Parsi agrees that any effort to make a resumption of war less likely will face intense pushback from Iran hawks in Trump’s orbit and in Israel, who will not see any kind of agreement with Tehran as satisfactory. But he contends that “[Trump] is going to be more inclined to break with them if there is a big deal on the table that really fits his persona and his desire to do big historic things.”

Reaching any kind of comprehensive agreement will certainly not be easy. For one, both supporters and skeptics of pursuing further talks with Iran note that any momentum toward ending the war could be complicated by Israel playing spoiler and would require Trump to be willing to meaningfully break with Israeli war aims.

In addition, the gaps on the nuclear file remain wide, and the domestic politics on both sides complicate compromise. Vali Nasr, a professor of international affairs at Johns Hopkins, says a deal between the U.S. and Iran is “eminently possible” in theory, but he hasn’t seen Trump display any real appetite for dealmaking in this situation.

“Since the war has started, he has still asserted maximal goals while offering minimal returns,” Nasr told RS. “He's essentially demanding that Iran surrender at the nuclear front. And Iran is balking at that. A serious attempt at a negotiated diplomatic negotiation means a serious attempt at diplomatic negotiation, not essentially insisting on surrender.”

Iran's performance in the conflict, including the regime’s ability to close the strait and inflict global economic pain, means that Iran may now believe that it has more reason to hold out for better terms in any future negotiations. A history of unpleasant diplomatic experiences with Trump, dating from his unilateral withdrawal from the original nuclear deal through the surprise attacks in February, could also make Iran wary of any agreement.

“It seems like there's almost insurmountable trust problems that will hang over any kind of deal,” says Friedman.

That trust deficit is compounded by different factions in the U.S. government pushing for different outcomes, and the lack of a clearly articulated strategy since the start of the war, adds Sumantra Maitra, director of research and outreach at the American Ideas Institute.

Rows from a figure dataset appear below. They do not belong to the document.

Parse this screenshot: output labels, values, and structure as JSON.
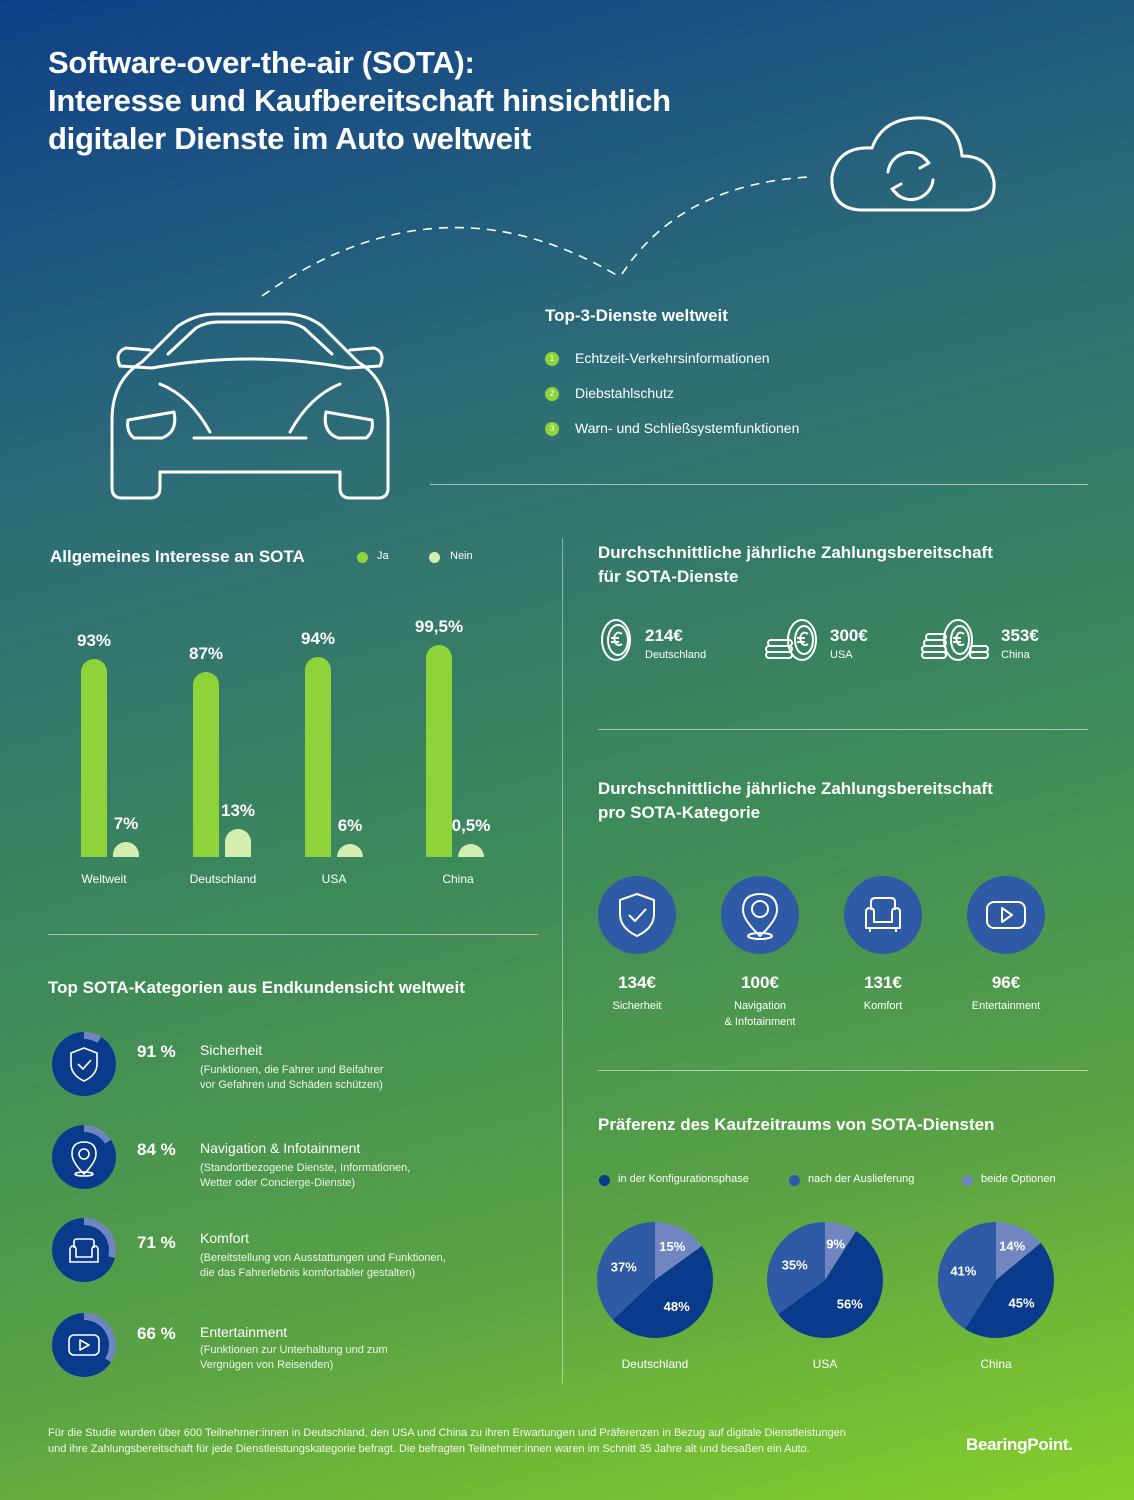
{
  "title": {
    "line1": "Software-over-the-air (SOTA):",
    "line2": "Interesse und Kaufbereitschaft hinsichtlich",
    "line3": "digitaler Dienste im Auto weltweit"
  },
  "top3": {
    "heading": "Top-3-Dienste weltweit",
    "items": [
      {
        "num": "1",
        "label": "Echtzeit-Verkehrsinformationen"
      },
      {
        "num": "2",
        "label": "Diebstahlschutz"
      },
      {
        "num": "3",
        "label": "Warn- und Schließsystemfunktionen"
      }
    ]
  },
  "interest": {
    "heading": "Allgemeines Interesse an SOTA",
    "legend_yes": "Ja",
    "legend_no": "Nein",
    "colors": {
      "yes": "#8fd33a",
      "no": "#d4eeb2"
    }
  },
  "spend": {
    "heading_line1": "Durchschnittliche jährliche Zahlungsbereitschaft",
    "heading_line2": "für SOTA-Dienste",
    "items": [
      {
        "value": "214€",
        "country": "Deutschland",
        "icon": "single-coin-icon"
      },
      {
        "value": "300€",
        "country": "USA",
        "icon": "coin-stack-icon"
      },
      {
        "value": "353€",
        "country": "China",
        "icon": "coin-stacks-icon"
      }
    ]
  },
  "category_spend": {
    "heading_line1": "Durchschnittliche jährliche Zahlungsbereitschaft",
    "heading_line2": "pro SOTA-Kategorie",
    "items": [
      {
        "value": "134€",
        "label": "Sicherheit",
        "label2": "",
        "icon": "shield-icon"
      },
      {
        "value": "100€",
        "label": "Navigation",
        "label2": "& Infotainment",
        "icon": "location-pin-icon"
      },
      {
        "value": "131€",
        "label": "Komfort",
        "label2": "",
        "icon": "armchair-icon"
      },
      {
        "value": "96€",
        "label": "Entertainment",
        "label2": "",
        "icon": "play-icon"
      }
    ]
  },
  "top_categories": {
    "heading": "Top SOTA-Kategorien aus Endkundensicht weltweit",
    "items": [
      {
        "pct": "91 %",
        "value": 91,
        "name": "Sicherheit",
        "desc1": "(Funktionen, die Fahrer und Beifahrer",
        "desc2": "vor Gefahren und Schäden schützen)",
        "icon": "shield-icon"
      },
      {
        "pct": "84 %",
        "value": 84,
        "name": "Navigation & Infotainment",
        "desc1": "(Standortbezogene Dienste, Informationen,",
        "desc2": "Wetter oder Concierge-Dienste)",
        "icon": "location-pin-icon"
      },
      {
        "pct": "71 %",
        "value": 71,
        "name": "Komfort",
        "desc1": "(Bereitstellung von Ausstattungen und Funktionen,",
        "desc2": "die das Fahrerlebnis komfortabler gestalten)",
        "icon": "armchair-icon"
      },
      {
        "pct": "66 %",
        "value": 66,
        "name": "Entertainment",
        "desc1": "(Funktionen zur Unterhaltung und zum",
        "desc2": "Vergnügen von Reisenden)",
        "icon": "play-icon"
      }
    ]
  },
  "preference": {
    "heading": "Präferenz des Kaufzeitraums von SOTA-Diensten",
    "legend": [
      {
        "label": "in der Konfigurationsphase",
        "color": "#0a3a8c"
      },
      {
        "label": "nach der Auslieferung",
        "color": "#2f5aa5"
      },
      {
        "label": "beide Optionen",
        "color": "#7186c0"
      }
    ]
  },
  "footer": {
    "line1": "Für die Studie wurden über 600 Teilnehmer:innen in Deutschland, den USA und China zu ihren Erwartungen und Präferenzen in Bezug auf digitale Dienstleistungen",
    "line2": "und ihre Zahlungsbereitschaft für jede Dienstleistungskategorie befragt. Die befragten Teilnehmer:innen waren im Schnitt 35 Jahre alt und besaßen ein Auto.",
    "brand": "BearingPoint."
  },
  "chart_data": [
    {
      "type": "bar",
      "title": "Allgemeines Interesse an SOTA",
      "categories": [
        "Weltweit",
        "Deutschland",
        "USA",
        "China"
      ],
      "series": [
        {
          "name": "Ja",
          "values": [
            93,
            87,
            94,
            99.5
          ],
          "labels": [
            "93%",
            "87%",
            "94%",
            "99,5%"
          ]
        },
        {
          "name": "Nein",
          "values": [
            7,
            13,
            6,
            0.5
          ],
          "labels": [
            "7%",
            "13%",
            "6%",
            "0,5%"
          ]
        }
      ],
      "ylim": [
        0,
        100
      ]
    },
    {
      "type": "pie",
      "title": "Präferenz des Kaufzeitraums von SOTA-Diensten",
      "series_names": [
        "in der Konfigurationsphase",
        "nach der Auslieferung",
        "beide Optionen"
      ],
      "pies": [
        {
          "name": "Deutschland",
          "values": [
            48,
            37,
            15
          ],
          "labels": [
            "48%",
            "37%",
            "15%"
          ]
        },
        {
          "name": "USA",
          "values": [
            56,
            35,
            9
          ],
          "labels": [
            "56%",
            "35%",
            "9%"
          ]
        },
        {
          "name": "China",
          "values": [
            45,
            41,
            14
          ],
          "labels": [
            "45%",
            "41%",
            "14%"
          ]
        }
      ]
    }
  ]
}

“There is no coherence in their thought process. If I was an Iranian, and I was negotiating with the U.S. administration, I'd listen to American negotiators, and I don't really know what they want and what they even know about the nuclear [issue],” he told RS. “For the Iranians to trust any American guarantee is difficult.”

Nasr agrees that trust may be the largest variable blocking any successful negotiation. He says that a step-by-step process of trust-building measures, such as both sides removing their respective blockades of the Strait of Hormuz or the United States beginning to remove some of its troops from the region, could open the door for a larger agreement.

Events from the past few weeks have shown that building the necessary trust even for a smaller deal is not straightforward. But Parsi argues that getting to a bigger deal may not be as difficult as it seems.

Any agreement that ends the war and reopens the strait already requires a significant degree of trust between two parties that just fought each other. If that trust can be secured, it becomes the foundation for something more durable rather than just a pause. "We're already talking about a deal that is, at its minimum level, rather large," he says. "The additional trust that is needed to get to a more significant deal is not really that significant."